Geographic Distribution of thalassemia gene carriers in Guizhou
Among the 9 regions in Guizhou province, Qiannan was the region with highest carrier rate of α-thalassemia (13.34%, 186/1934), while Guiyang presented the highest carrier rate of β-thalassemia (6.43%, 36/560). Overall, Qiannan presented the highest carrier rate of thalassemia (20.23%, 282/1934), followed by Qiandongnan (17.64%, 339/1922), Qianxinan (15.46%, 107/692), Anshun (14.82%, 126/850), and Tongren (14.49%, 80/552). The difference of the thalassemia gene carrier rates between those regions was statistically significant (P<0.05) (Table 2, Fig. 3).
Ethnic Distribution of thalassemia gene carriers
Among the ethnic groups including Han, Yi, Miao, Buyi, Shui, Tujia, Yao, Gelao, and Zhuang, the ethnic group with the highest carrier rate of α-thalassaemia was Buyi (13.27%, 186/1402), while Gelao was the group with the highest rate of β-thalassaemia (9.09%, 12/132). The highest overall carrier rate of thalassaemia was Zhuang (21.05%, 16/76), followed by Buyi (19.90%, 279/1402), Miao (18.20%, 294/1615), Gelao (17.74%, 185/1043), and Tujia (17.33%, 26/150). The difference of the thalassemia carrier rates between the ethnic groups was also significantly different (P<0.05). (Table 3, Fig. 3).

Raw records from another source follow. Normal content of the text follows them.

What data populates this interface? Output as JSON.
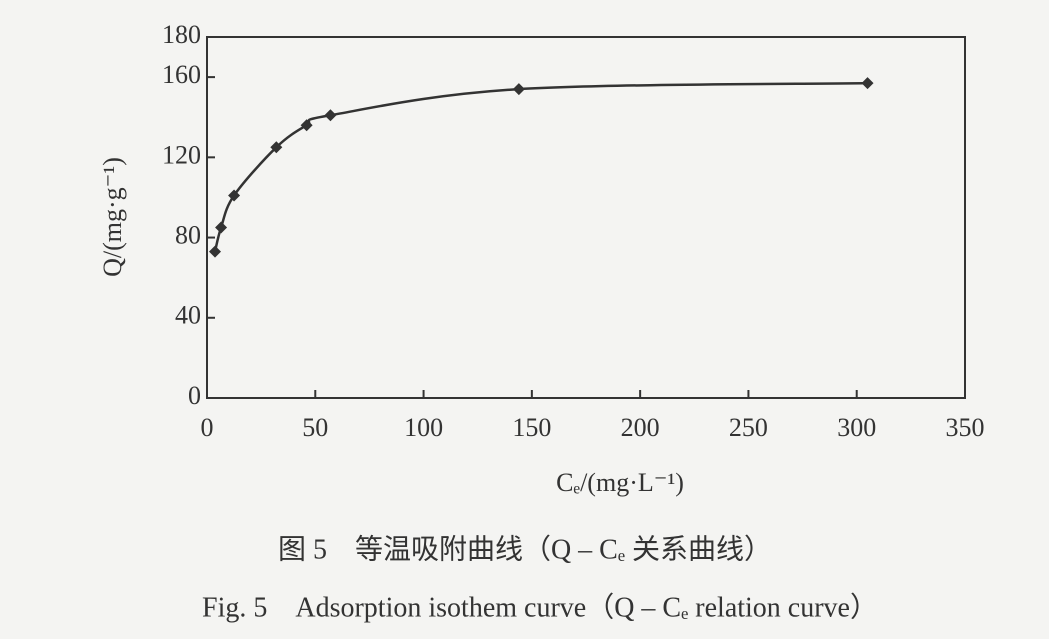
{
  "chart_data": {
    "type": "line",
    "ylabel": "Q/(mg·g⁻¹)",
    "xlabel": "Cₑ/(mg·L⁻¹)",
    "caption_cn": "图 5　等温吸附曲线（Q – Cₑ 关系曲线）",
    "caption_en": "Fig. 5　Adsorption isothem curve（Q – Cₑ relation curve）",
    "x": [
      3.7,
      6.5,
      12.5,
      32,
      46,
      57,
      144,
      305
    ],
    "series": [
      {
        "color": "#333333",
        "values": [
          73,
          85,
          101,
          125,
          136,
          141,
          154,
          157
        ]
      }
    ],
    "xlim": [
      0,
      350
    ],
    "xticks": [
      0,
      50,
      100,
      150,
      200,
      250,
      300,
      350
    ],
    "ylim": [
      0,
      180
    ],
    "yticks": [
      0,
      40,
      80,
      120,
      160,
      180
    ]
  }
}
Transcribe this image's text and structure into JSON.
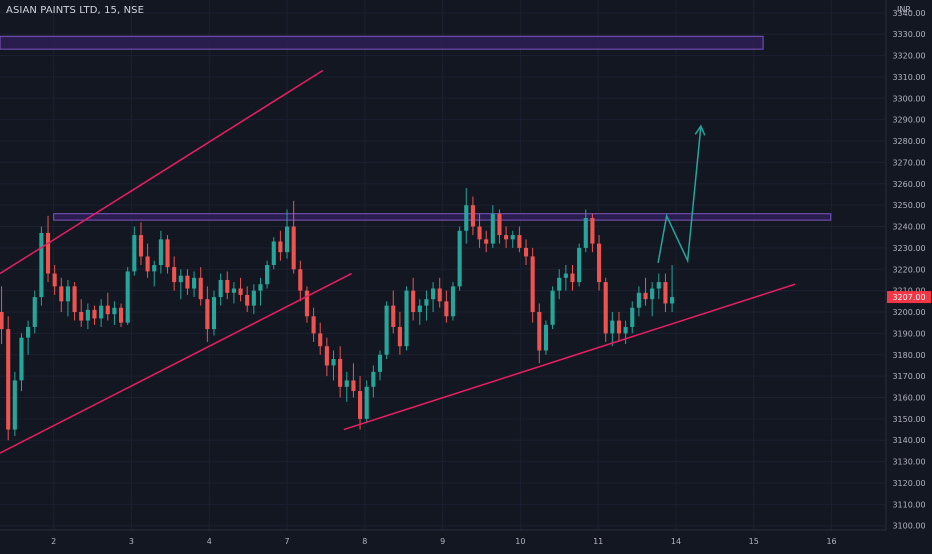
{
  "header": {
    "title": "ASIAN PAINTS LTD, 15, NSE"
  },
  "colors": {
    "background": "#131722",
    "up": "#26a69a",
    "down": "#ef5350",
    "trendline": "#e91e63",
    "zone_fill": "#2e1f55",
    "zone_border": "#7e57c2",
    "projection": "#26a69a",
    "axis_text": "#b2b5be",
    "price_tag": "#f23645"
  },
  "chart_data": {
    "type": "candlestick",
    "title": "ASIAN PAINTS LTD, 15, NSE",
    "currency": "INR",
    "y_ticks": [
      3100,
      3110,
      3120,
      3130,
      3140,
      3150,
      3160,
      3170,
      3180,
      3190,
      3200,
      3210,
      3220,
      3230,
      3240,
      3250,
      3260,
      3270,
      3280,
      3290,
      3300,
      3310,
      3320,
      3330,
      3340
    ],
    "y_tick_labels": [
      "3100.00",
      "3110.00",
      "3120.00",
      "3130.00",
      "3140.00",
      "3150.00",
      "3160.00",
      "3170.00",
      "3180.00",
      "3190.00",
      "3200.00",
      "3210.00",
      "3220.00",
      "3230.00",
      "3240.00",
      "3250.00",
      "3260.00",
      "3270.00",
      "3280.00",
      "3290.00",
      "3300.00",
      "3310.00",
      "3320.00",
      "3330.00",
      "3340.00"
    ],
    "ylim": [
      3098,
      3346
    ],
    "x_tick_labels": [
      "2",
      "3",
      "4",
      "7",
      "8",
      "9",
      "10",
      "11",
      "14",
      "15",
      "16"
    ],
    "x_tick_positions": [
      0.5,
      1.5,
      2.5,
      3.5,
      4.5,
      5.5,
      6.5,
      7.5,
      8.5,
      9.5,
      10.5
    ],
    "xlim": [
      -0.19,
      11.2
    ],
    "last_price": 3207,
    "last_price_label": "3207.00",
    "zones": [
      {
        "x_start": -0.19,
        "x_end": 9.62,
        "y_low": 3323,
        "y_high": 3329
      },
      {
        "x_start": 0.5,
        "x_end": 10.49,
        "y_low": 3243,
        "y_high": 3246
      }
    ],
    "trendlines": [
      {
        "from": [
          -0.19,
          3218
        ],
        "to": [
          3.96,
          3313
        ]
      },
      {
        "from": [
          -0.19,
          3134
        ],
        "to": [
          4.33,
          3218
        ]
      },
      {
        "from": [
          4.23,
          3145
        ],
        "to": [
          10.03,
          3213
        ]
      }
    ],
    "projection_path": [
      [
        8.27,
        3223
      ],
      [
        8.38,
        3245
      ],
      [
        8.65,
        3224
      ],
      [
        8.82,
        3287
      ]
    ],
    "candles_summary": "Approx. 15-minute OHLC candles reconstructed from the chart",
    "candles": [
      [
        3200,
        3212,
        3185,
        3192
      ],
      [
        3192,
        3198,
        3140,
        3145
      ],
      [
        3145,
        3172,
        3142,
        3168
      ],
      [
        3168,
        3190,
        3163,
        3188
      ],
      [
        3188,
        3196,
        3180,
        3193
      ],
      [
        3193,
        3210,
        3190,
        3207
      ],
      [
        3207,
        3240,
        3203,
        3237
      ],
      [
        3237,
        3245,
        3214,
        3218
      ],
      [
        3218,
        3222,
        3208,
        3212
      ],
      [
        3212,
        3216,
        3200,
        3205
      ],
      [
        3205,
        3215,
        3198,
        3212
      ],
      [
        3212,
        3214,
        3196,
        3200
      ],
      [
        3200,
        3206,
        3193,
        3196
      ],
      [
        3196,
        3204,
        3192,
        3201
      ],
      [
        3201,
        3203,
        3194,
        3197
      ],
      [
        3197,
        3206,
        3193,
        3203
      ],
      [
        3203,
        3209,
        3196,
        3199
      ],
      [
        3199,
        3205,
        3194,
        3202
      ],
      [
        3202,
        3204,
        3193,
        3195
      ],
      [
        3195,
        3221,
        3194,
        3219
      ],
      [
        3219,
        3240,
        3217,
        3236
      ],
      [
        3236,
        3242,
        3222,
        3226
      ],
      [
        3226,
        3232,
        3216,
        3219
      ],
      [
        3219,
        3224,
        3212,
        3222
      ],
      [
        3222,
        3238,
        3218,
        3234
      ],
      [
        3234,
        3236,
        3218,
        3221
      ],
      [
        3221,
        3226,
        3210,
        3214
      ],
      [
        3214,
        3220,
        3206,
        3217
      ],
      [
        3217,
        3220,
        3208,
        3211
      ],
      [
        3211,
        3219,
        3207,
        3216
      ],
      [
        3216,
        3221,
        3203,
        3206
      ],
      [
        3206,
        3212,
        3186,
        3192
      ],
      [
        3192,
        3210,
        3189,
        3207
      ],
      [
        3207,
        3218,
        3203,
        3215
      ],
      [
        3215,
        3219,
        3206,
        3209
      ],
      [
        3209,
        3214,
        3204,
        3211
      ],
      [
        3211,
        3216,
        3205,
        3208
      ],
      [
        3208,
        3212,
        3200,
        3203
      ],
      [
        3203,
        3213,
        3199,
        3210
      ],
      [
        3210,
        3216,
        3203,
        3213
      ],
      [
        3213,
        3224,
        3211,
        3222
      ],
      [
        3222,
        3235,
        3220,
        3233
      ],
      [
        3233,
        3238,
        3224,
        3228
      ],
      [
        3228,
        3248,
        3225,
        3240
      ],
      [
        3240,
        3252,
        3218,
        3220
      ],
      [
        3220,
        3224,
        3205,
        3210
      ],
      [
        3210,
        3212,
        3195,
        3198
      ],
      [
        3198,
        3202,
        3186,
        3190
      ],
      [
        3190,
        3195,
        3180,
        3184
      ],
      [
        3184,
        3188,
        3170,
        3175
      ],
      [
        3175,
        3182,
        3168,
        3178
      ],
      [
        3178,
        3184,
        3160,
        3165
      ],
      [
        3165,
        3172,
        3158,
        3168
      ],
      [
        3168,
        3176,
        3160,
        3163
      ],
      [
        3163,
        3170,
        3145,
        3150
      ],
      [
        3150,
        3168,
        3148,
        3165
      ],
      [
        3165,
        3175,
        3160,
        3172
      ],
      [
        3172,
        3182,
        3168,
        3180
      ],
      [
        3180,
        3205,
        3178,
        3203
      ],
      [
        3203,
        3210,
        3190,
        3193
      ],
      [
        3193,
        3200,
        3180,
        3184
      ],
      [
        3184,
        3212,
        3182,
        3210
      ],
      [
        3210,
        3216,
        3196,
        3200
      ],
      [
        3200,
        3206,
        3194,
        3203
      ],
      [
        3203,
        3210,
        3196,
        3206
      ],
      [
        3206,
        3214,
        3200,
        3211
      ],
      [
        3211,
        3216,
        3202,
        3205
      ],
      [
        3205,
        3210,
        3195,
        3198
      ],
      [
        3198,
        3214,
        3196,
        3212
      ],
      [
        3212,
        3240,
        3210,
        3238
      ],
      [
        3238,
        3258,
        3232,
        3250
      ],
      [
        3250,
        3254,
        3236,
        3240
      ],
      [
        3240,
        3246,
        3230,
        3234
      ],
      [
        3234,
        3238,
        3228,
        3232
      ],
      [
        3232,
        3250,
        3230,
        3246
      ],
      [
        3246,
        3248,
        3232,
        3236
      ],
      [
        3236,
        3240,
        3230,
        3234
      ],
      [
        3234,
        3238,
        3230,
        3236
      ],
      [
        3236,
        3240,
        3228,
        3230
      ],
      [
        3230,
        3234,
        3222,
        3226
      ],
      [
        3226,
        3230,
        3195,
        3200
      ],
      [
        3200,
        3204,
        3176,
        3182
      ],
      [
        3182,
        3196,
        3180,
        3194
      ],
      [
        3194,
        3212,
        3192,
        3210
      ],
      [
        3210,
        3220,
        3206,
        3216
      ],
      [
        3216,
        3222,
        3210,
        3218
      ],
      [
        3218,
        3222,
        3210,
        3214
      ],
      [
        3214,
        3232,
        3212,
        3230
      ],
      [
        3230,
        3248,
        3228,
        3244
      ],
      [
        3244,
        3246,
        3228,
        3232
      ],
      [
        3232,
        3236,
        3210,
        3214
      ],
      [
        3214,
        3216,
        3186,
        3190
      ],
      [
        3190,
        3200,
        3184,
        3196
      ],
      [
        3196,
        3200,
        3186,
        3190
      ],
      [
        3190,
        3196,
        3185,
        3193
      ],
      [
        3193,
        3205,
        3190,
        3202
      ],
      [
        3202,
        3212,
        3198,
        3209
      ],
      [
        3209,
        3216,
        3203,
        3206
      ],
      [
        3206,
        3214,
        3198,
        3211
      ],
      [
        3211,
        3218,
        3206,
        3214
      ],
      [
        3214,
        3218,
        3200,
        3204
      ],
      [
        3204,
        3222,
        3200,
        3207
      ]
    ]
  }
}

Identification of high-risk couples with thalassemia by NGS
In this study, we identified 0.85% (38/4881) of the couples with high risk for thalassemia using the NGS, and only 0.36% (16/4481) of the couples was found to be high-risk carriers for thalassemia by routine techniques (Fig. 3, Table 4). Thus, compared with the traditional screening/detection methods, there are 22 (23.2%) more high-risk couples for thalassemia that were identified by NGS. Among the 38 couples, 10 couples carried --SEA/αα genotype and are high-risk for Hb Bart's edema, 11 couples were at high risk for the H disease, and the other 16 couples are carriers of heterozygous mutations. Interestingly, about half of these couples were from the same ethnic group and live in an isolated area of Guizhou Province, suggesting founder variations may exist in this particular subpopulation.
Higher detection rate of thalassemia using NGS than traditional techniques
When traditional techniques including hematological tests and Sanger DNA sequencing were adopted, only 988 subjects were confirmed to be thalassemia carriers, the detection rate was 11.02% (988/8962). In contrast, 1314 subjects were identified to be thalassemia carriers by high-throughput NGS, and the detection rate was 14.46% (1314/8962). There are 326 cases or 3.64% (326/8962) of thalassemia carriers missed by routine detection techniques. Of the 326 cases, 74 were undetectable by conventional thalassemia detection techniques (Table 5), and another 252 were missed due to the lower sensitivity of the hematological examination or the defects of conventional thalassemia gene detection technology. In addition, 38 couples (0.85%, 38/4481) with high risk for thalassemia were identified by NGS while only 16 couples (0.36%, 16/4481) were detected by traditional methods.